The game that followed was even more special for Boylan and his teammates and coaches.

Marquette built a 39-27 halftime advantage before North Carolina went on an 18-4 run to take a two-point lead with 13 minutes, 48 seconds to play.

UNC coach Dean Smith directed his team to go into its “Four Corners” offense and the ploy backfired. Boylan, who scored 14 points, drove past Walter Davis to score and give the Warriors a four-point lead with just under six minutes to play.

Marquette went 23-for-25 from the free-throw line and emerged with the victory and its first NCAA championship.

Boylan, who guarded UNC All-American guard Phil Ford for the majority of the game and held him to six points, was asked when he realized Marquette was going to win the game.

“We had about a six- or seven-point lead and they were fouling us,” he replied. “I think we were the second-best free-throw shooting team in the country that year. We had several guys shooting above 80 percent. I was in the 90s and Butch was in the 90s. We felt, with a lead like that, they had to foul us, we'd make our free throws and we were going to win.

“I remember the closing seconds were almost kind of a numbing feeling. You came there, you started the tournament, you were thinking about winning, you were believing in yourself and you were playing all these games that led up to the Final Four. You win that semifinal and you’re in the locker room getting ready to play that final game. Then the horn sounds and you believe you are going to win the championship. Those were unbelievable moments.”

Boylan will never forget the feeling he experienced once the final horn sounded.

“You started feeling the moment and the excitement of it,” he said. “You remembered the work you put into it and the satisfaction. You thought about the guys you were playing with. It was so special. To this day, when I see anybody who was on that team, it brings back memories. We did something special and something that people will remember for a long, long time.”

Boylan remembers seeing his coach become emotional on the bench as the final seconds of the game ticked down.

“Coach said he just thought about all the old gyms he had played in and coached in, the games he'd been a part of and the players who had come and gone,” Boylan said. “To be able to do that and leave on your own terms like he did is very special. Very rarely is it done. Tony LaRussa just did it in baseball, but you don’t see many people do that, walk away from the game on top like he did.

“And Al was a young man. He was only 48 years old at the time. He went on, obviously, to have a whole other life.”

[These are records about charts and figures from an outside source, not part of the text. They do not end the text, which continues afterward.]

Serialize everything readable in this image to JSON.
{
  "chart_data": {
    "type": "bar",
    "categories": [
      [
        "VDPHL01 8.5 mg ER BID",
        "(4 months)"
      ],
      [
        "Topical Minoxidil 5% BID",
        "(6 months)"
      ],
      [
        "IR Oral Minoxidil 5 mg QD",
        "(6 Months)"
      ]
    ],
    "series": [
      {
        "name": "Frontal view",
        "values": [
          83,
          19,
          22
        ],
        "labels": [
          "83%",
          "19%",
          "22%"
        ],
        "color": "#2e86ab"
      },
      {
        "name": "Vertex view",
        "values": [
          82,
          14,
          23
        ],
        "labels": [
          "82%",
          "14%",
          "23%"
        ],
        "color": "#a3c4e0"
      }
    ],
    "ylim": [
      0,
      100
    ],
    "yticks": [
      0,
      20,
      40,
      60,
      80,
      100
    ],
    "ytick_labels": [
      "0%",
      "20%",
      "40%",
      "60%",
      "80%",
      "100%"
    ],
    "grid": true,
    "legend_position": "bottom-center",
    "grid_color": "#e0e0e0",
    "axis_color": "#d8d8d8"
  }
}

Boylan has enjoyed a successful life in his own right. His coaching career began as a player/coach in Switzerland in 1982, and he went on to coach in the Continental Basketball Association with the Rochester Renegade, worked as an assistant at Michigan State University from 1986-89 and served as head coach at the University of New Hampshire from 1989-92.

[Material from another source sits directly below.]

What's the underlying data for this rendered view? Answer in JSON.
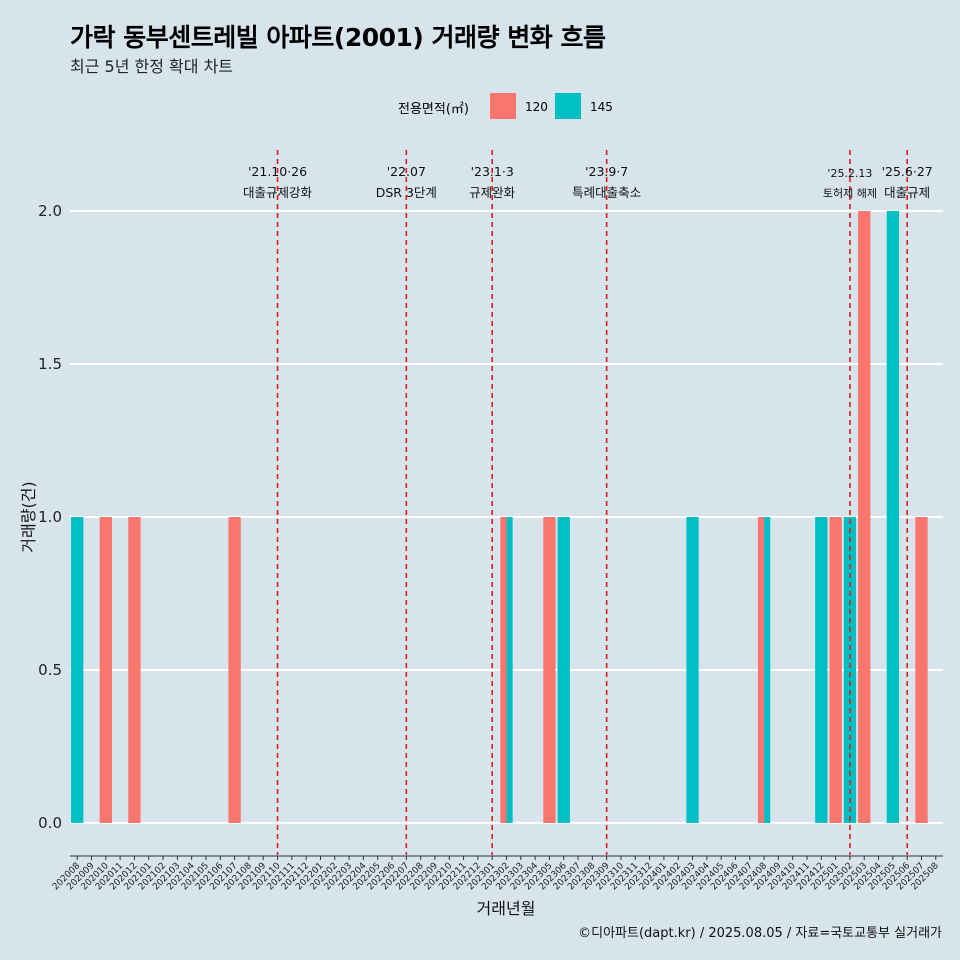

Jim is married to his wife, Jane, and they have two daughters - Jessica, 27, and Shaina, 23. He has been an NBA assistant coach for Cleveland, Vancouver, Phoenix, Atlanta, Chicago and Milwaukee.

Thirty five years have passed since Boylan and his Marquette teammates cut down the nets in Atlanta, and he treasures the memories.

“It was one of the storybook finishes, for sure,” Boylan said. “Being Al's last game , with him having announced his retirement in December …  It was an exciting time and an unbelievable, Hollywood-type ending for us to win it all in Al's last game. It's a great memory.

“At some point during the five (NCAA tournament) games we had to win, all of the players sat in a room and said, ‘We can do this. Let’s go out and do it. Everyone just go out and play the best you can. We’re good enough.’ And it worked out for us. I’m sure other teams have sat around and done the same thing, but for us, it worked out.”